In 1999, the art historian and jewelry shop owner started what he called a "public riot" against the drug pushers who have turned the industrial Urals city of 1.3 million into one of Russia’s most heroin-blighted megalopolises. Russia is one of the world’s largest consumers of Afghan opiates according to the United Nations.
Roizman and his supporters conducted hundreds of vigilante sting operations that put dozens of drug pushers behind bars. He also founded The City Without Drugs Fund, a private rehab clinic that made headlines with its high success rates in cleaning up addicts. It also attracted less favorable media attention because of its unorthodox treatment methods that included handcuffing addicts and feeding them a meager diet in order to prevent them from leaving the clinic in search of drugs and boost their bodies' detoxification.
Roizman claims his exposure of corrupt police and officials involved with heroin dealing put him at odds with regional authorities. He claims the accusations against him and his clinic were part of a smear campaign, and that his former patients testified against him after they were pressured and “drugged” by police.

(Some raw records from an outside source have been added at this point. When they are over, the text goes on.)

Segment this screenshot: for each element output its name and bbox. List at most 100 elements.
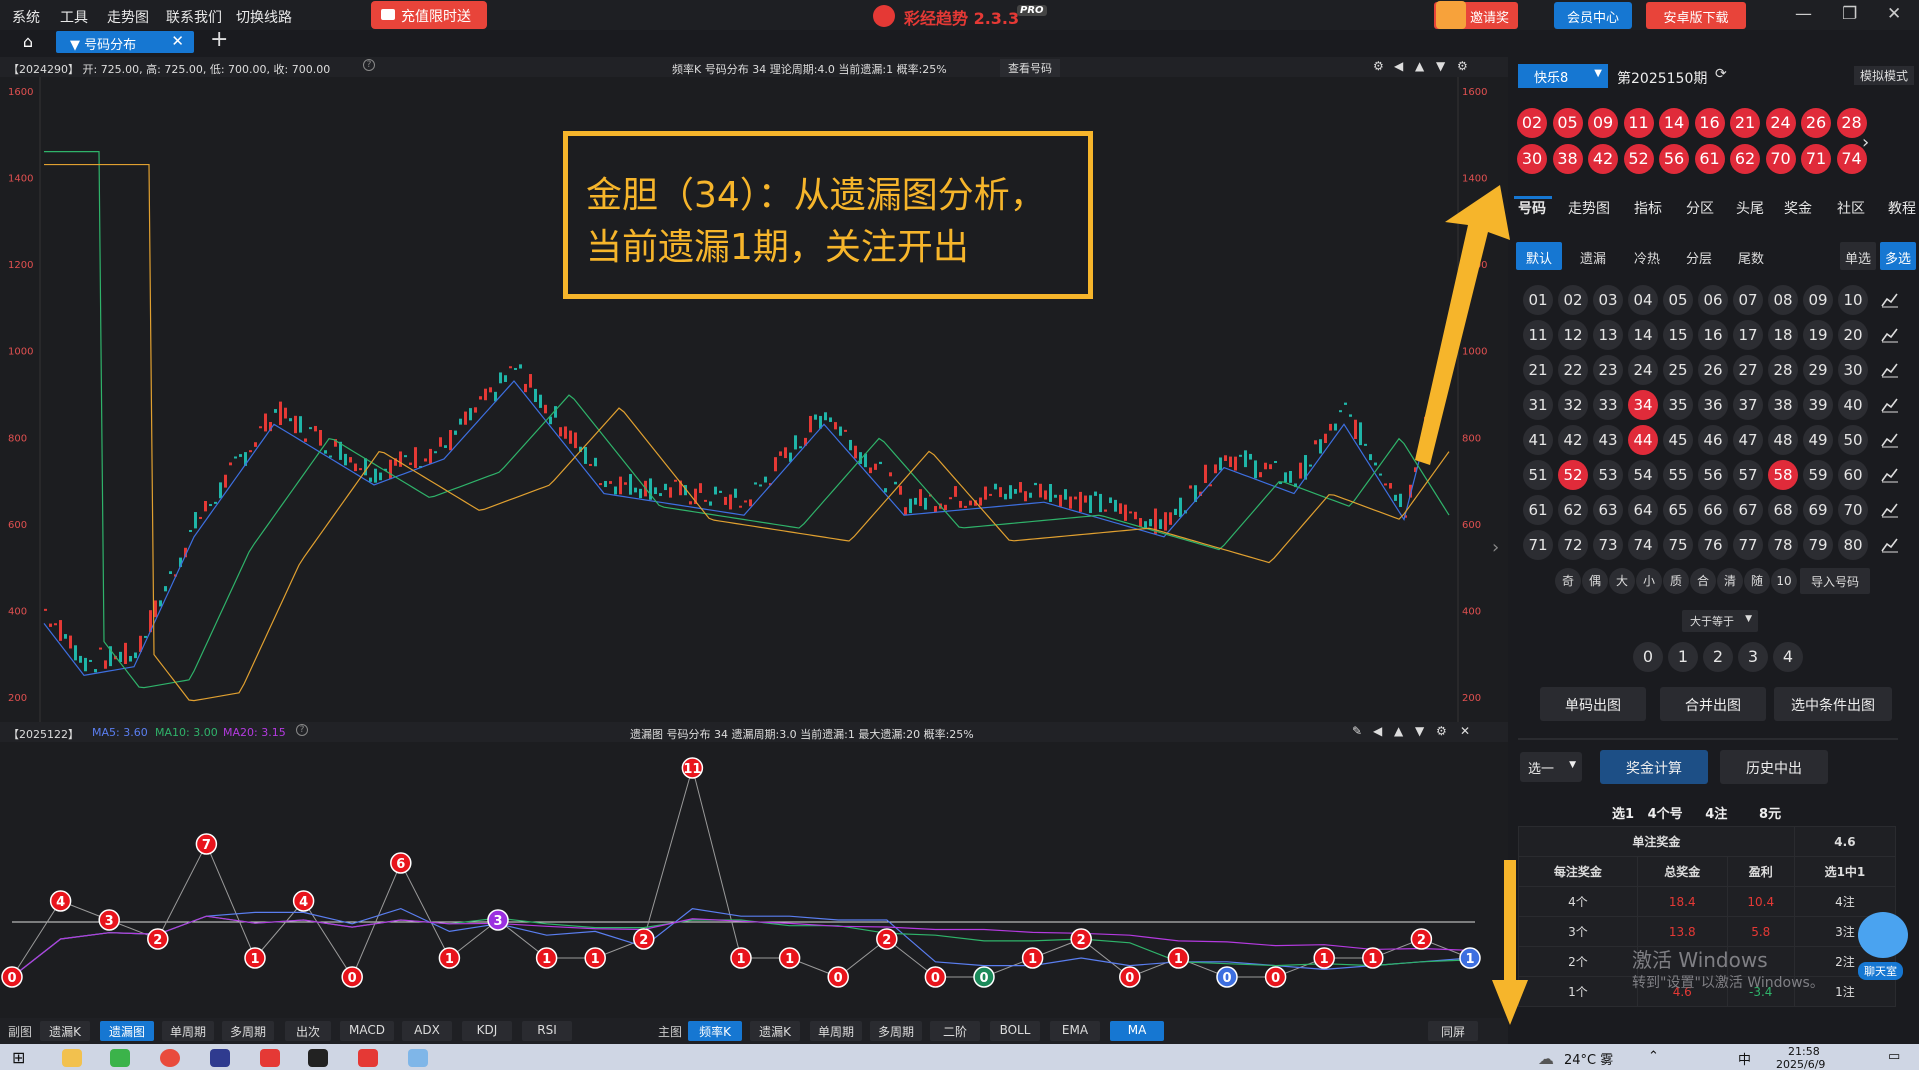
number-ball[interactable]: 62 xyxy=(1558,495,1588,525)
gear-icon[interactable]: ⚙ xyxy=(1457,59,1468,73)
pin-icon[interactable]: ✎ xyxy=(1352,724,1362,738)
number-ball[interactable]: 57 xyxy=(1733,460,1763,490)
number-ball[interactable]: 06 xyxy=(1698,285,1728,315)
notification-icon[interactable]: ▭ xyxy=(1888,1049,1900,1064)
wps-icon[interactable] xyxy=(358,1049,378,1067)
number-ball[interactable]: 52 xyxy=(1558,460,1588,490)
back-icon[interactable]: ◀ xyxy=(1394,59,1403,73)
nav-tab[interactable]: 社区 xyxy=(1837,198,1865,218)
number-ball[interactable]: 40 xyxy=(1838,390,1868,420)
number-ball[interactable]: 60 xyxy=(1838,460,1868,490)
notepad-icon[interactable] xyxy=(408,1049,428,1067)
trend-chart-icon[interactable] xyxy=(1880,326,1900,344)
number-ball[interactable]: 45 xyxy=(1663,425,1693,455)
number-ball[interactable]: 03 xyxy=(1593,285,1623,315)
number-ball[interactable]: 65 xyxy=(1663,495,1693,525)
invite-button[interactable]: 邀请奖励 xyxy=(1434,1,1518,45)
quick-filter-chip[interactable]: 10 xyxy=(1771,568,1797,594)
prize-calc-button[interactable]: 奖金计算 xyxy=(1600,750,1708,784)
number-ball[interactable]: 36 xyxy=(1698,390,1728,420)
number-ball[interactable]: 19 xyxy=(1803,320,1833,350)
ime-indicator[interactable]: 中 xyxy=(1738,1049,1751,1068)
number-ball[interactable]: 11 xyxy=(1523,320,1553,350)
number-ball[interactable]: 01 xyxy=(1523,285,1553,315)
number-ball[interactable]: 51 xyxy=(1523,460,1553,490)
sub-btn-single-cycle[interactable]: 单周期 xyxy=(162,1021,214,1041)
number-ball[interactable]: 76 xyxy=(1698,530,1728,560)
number-ball[interactable]: 15 xyxy=(1663,320,1693,350)
up-icon[interactable]: ▲ xyxy=(1415,59,1424,73)
tab-number-distribution[interactable]: ▼ 号码分布 ✕ xyxy=(56,31,194,53)
hit-count-ball[interactable]: 2 xyxy=(1703,642,1733,672)
number-ball[interactable]: 78 xyxy=(1768,530,1798,560)
number-ball[interactable]: 43 xyxy=(1593,425,1623,455)
number-ball[interactable]: 50 xyxy=(1838,425,1868,455)
number-ball[interactable]: 63 xyxy=(1593,495,1623,525)
number-ball[interactable]: 04 xyxy=(1628,285,1658,315)
filter-tab[interactable]: 默认 xyxy=(1516,242,1562,270)
home-icon[interactable]: ⌂ xyxy=(10,32,46,52)
number-ball[interactable]: 25 xyxy=(1663,355,1693,385)
single-select-button[interactable]: 单选 xyxy=(1840,242,1876,270)
chat-bubble-icon[interactable] xyxy=(1858,912,1908,958)
nav-tab[interactable]: 教程 xyxy=(1888,198,1916,218)
sync-screen-button[interactable]: 同屏 xyxy=(1428,1021,1478,1041)
number-ball[interactable]: 28 xyxy=(1768,355,1798,385)
down-icon[interactable]: ▼ xyxy=(1415,724,1424,738)
sub-btn-omission-k[interactable]: 遗漏K xyxy=(40,1021,90,1041)
nav-tab[interactable]: 号码 xyxy=(1518,198,1546,218)
number-ball[interactable]: 55 xyxy=(1663,460,1693,490)
filter-tab[interactable]: 冷热 xyxy=(1624,242,1670,270)
app-icon[interactable] xyxy=(210,1049,230,1067)
quick-filter-chip[interactable]: 大 xyxy=(1609,568,1635,594)
import-numbers-button[interactable]: 导入号码 xyxy=(1800,568,1870,594)
refresh-icon[interactable]: ⟳ xyxy=(1715,66,1727,82)
number-ball[interactable]: 77 xyxy=(1733,530,1763,560)
number-ball[interactable]: 59 xyxy=(1803,460,1833,490)
number-ball[interactable]: 71 xyxy=(1523,530,1553,560)
quick-filter-chip[interactable]: 清 xyxy=(1717,568,1743,594)
number-ball[interactable]: 26 xyxy=(1698,355,1728,385)
multi-select-button[interactable]: 多选 xyxy=(1880,242,1916,270)
sub-btn-rsi[interactable]: RSI xyxy=(522,1021,572,1041)
sub-btn-adx[interactable]: ADX xyxy=(402,1021,452,1041)
main-btn-multi-cycle[interactable]: 多周期 xyxy=(870,1021,922,1041)
hit-count-ball[interactable]: 1 xyxy=(1668,642,1698,672)
qq-icon[interactable] xyxy=(308,1049,328,1067)
number-ball[interactable]: 41 xyxy=(1523,425,1553,455)
number-ball[interactable]: 46 xyxy=(1698,425,1728,455)
nav-tab[interactable]: 指标 xyxy=(1634,198,1662,218)
number-ball[interactable]: 33 xyxy=(1593,390,1623,420)
number-ball[interactable]: 24 xyxy=(1628,355,1658,385)
help-icon[interactable]: ? xyxy=(363,59,375,71)
start-icon[interactable]: ⊞ xyxy=(12,1048,25,1067)
main-btn-single-cycle[interactable]: 单周期 xyxy=(810,1021,862,1041)
number-ball[interactable]: 53 xyxy=(1593,460,1623,490)
number-ball[interactable]: 49 xyxy=(1803,425,1833,455)
lottery-select[interactable]: 快乐8 ▼ xyxy=(1518,64,1608,88)
nav-tab[interactable]: 头尾 xyxy=(1736,198,1764,218)
member-center-button[interactable]: 会员中心 xyxy=(1554,2,1632,29)
number-ball[interactable]: 61 xyxy=(1523,495,1553,525)
quick-filter-chip[interactable]: 质 xyxy=(1663,568,1689,594)
add-tab-icon[interactable]: + xyxy=(210,27,228,52)
play-select[interactable]: 选一 ▼ xyxy=(1520,752,1582,782)
android-download-button[interactable]: 安卓版下载 xyxy=(1646,2,1746,29)
filter-tab[interactable]: 分层 xyxy=(1676,242,1722,270)
number-ball[interactable]: 05 xyxy=(1663,285,1693,315)
number-ball[interactable]: 27 xyxy=(1733,355,1763,385)
trend-chart-icon[interactable] xyxy=(1880,396,1900,414)
simulation-mode-button[interactable]: 模拟模式 xyxy=(1854,66,1915,85)
number-ball[interactable]: 07 xyxy=(1733,285,1763,315)
nav-tab[interactable]: 分区 xyxy=(1686,198,1714,218)
number-ball[interactable]: 13 xyxy=(1593,320,1623,350)
minimize-icon[interactable]: — xyxy=(1795,4,1812,24)
number-ball[interactable]: 08 xyxy=(1768,285,1798,315)
sub-btn-macd[interactable]: MACD xyxy=(340,1021,394,1041)
close-icon[interactable]: ✕ xyxy=(1460,724,1470,738)
back-icon[interactable]: ◀ xyxy=(1373,724,1382,738)
clock-time[interactable]: 21:58 xyxy=(1788,1045,1820,1058)
condition-chart-button[interactable]: 选中条件出图 xyxy=(1774,687,1892,721)
hit-count-ball[interactable]: 3 xyxy=(1738,642,1768,672)
number-ball[interactable]: 14 xyxy=(1628,320,1658,350)
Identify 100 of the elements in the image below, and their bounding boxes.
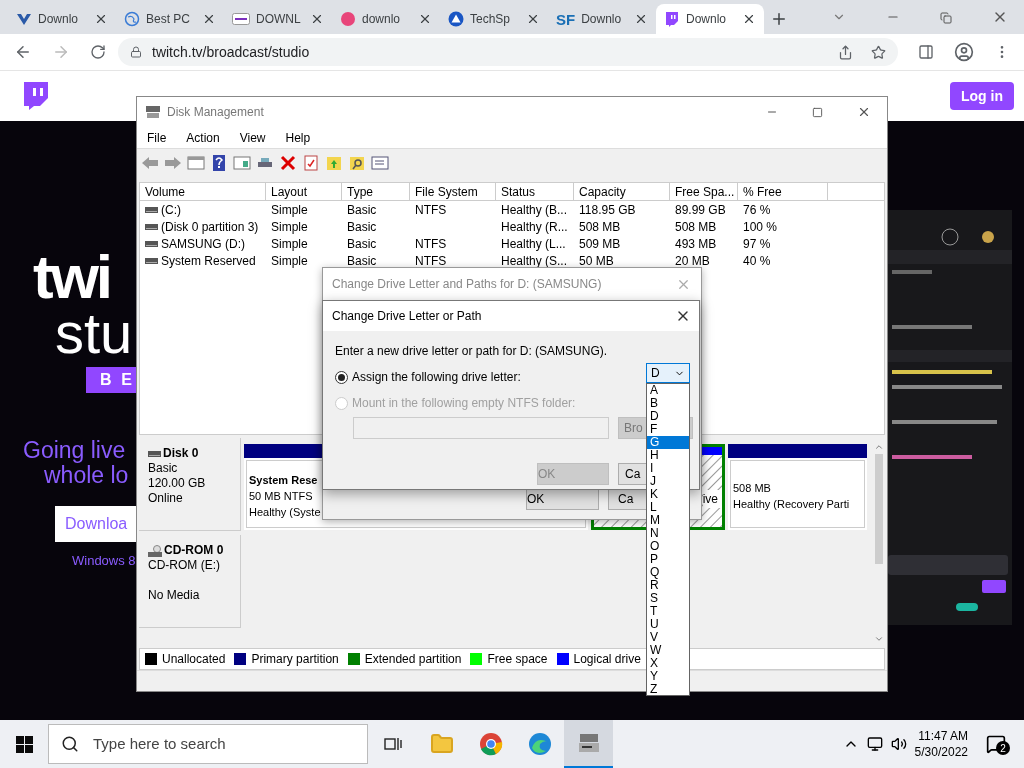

Dozens of Russian police and narcotics officers have been convicted and jailed in recent years for accepting bribes from drug dealers to ignore their crimes, or even selling drugs themselves. Last May, a narcotics officer in Yekaterinburg was sentenced to 17 years in jail for pushing heroin.
In an interview with the Znak.com news agency Friday, Roizman said he decided to run because he “had no choice.”
“People close to me are either on trial or wanted [by police],” he was quoted as saying. “We have to show them that we must be reckoned with, that this is our city.”
One of those on trial is Aksana Panova, Roizman’s partner and former head of the Ura.ru news agency, who faces up to 15 years in prison on a string of charges that include extortion, embezzlement and money laundering. Speaking at the opening of her trial on July 3, she claimed the charges were “fabricated” by the regional authorities in response to critical reports and an award-winning advertising campaign that highlighted their shortcomings.
In May, investigators opened a criminal case against Roizman’s clinic over its imprisonment of a man who claimed he was not an addict. They also alleged that another nine patients, all women, were illegally held by the clinics head and employee between 2011 and 2012.
In 2003–2007 Roizman was a lawmaker in Russia’s lower house of parliament, the State Duma.
Yekaterinburg is the administrative capital of the industrial and oil-rich Urals region that stretches from Kazakhstan to the Arctic and is responsible for almost two-thirds of Russia’s oil output.
Russia's anti-drugs czar Viktor Ivanov said last month that about 8 million Russians use drugs and almost 150,000 people are in jailed for drugs-related crimes. The UN says Russia, a nation of 142 million people, accounts for about a fifth of the world’s heroin consumption.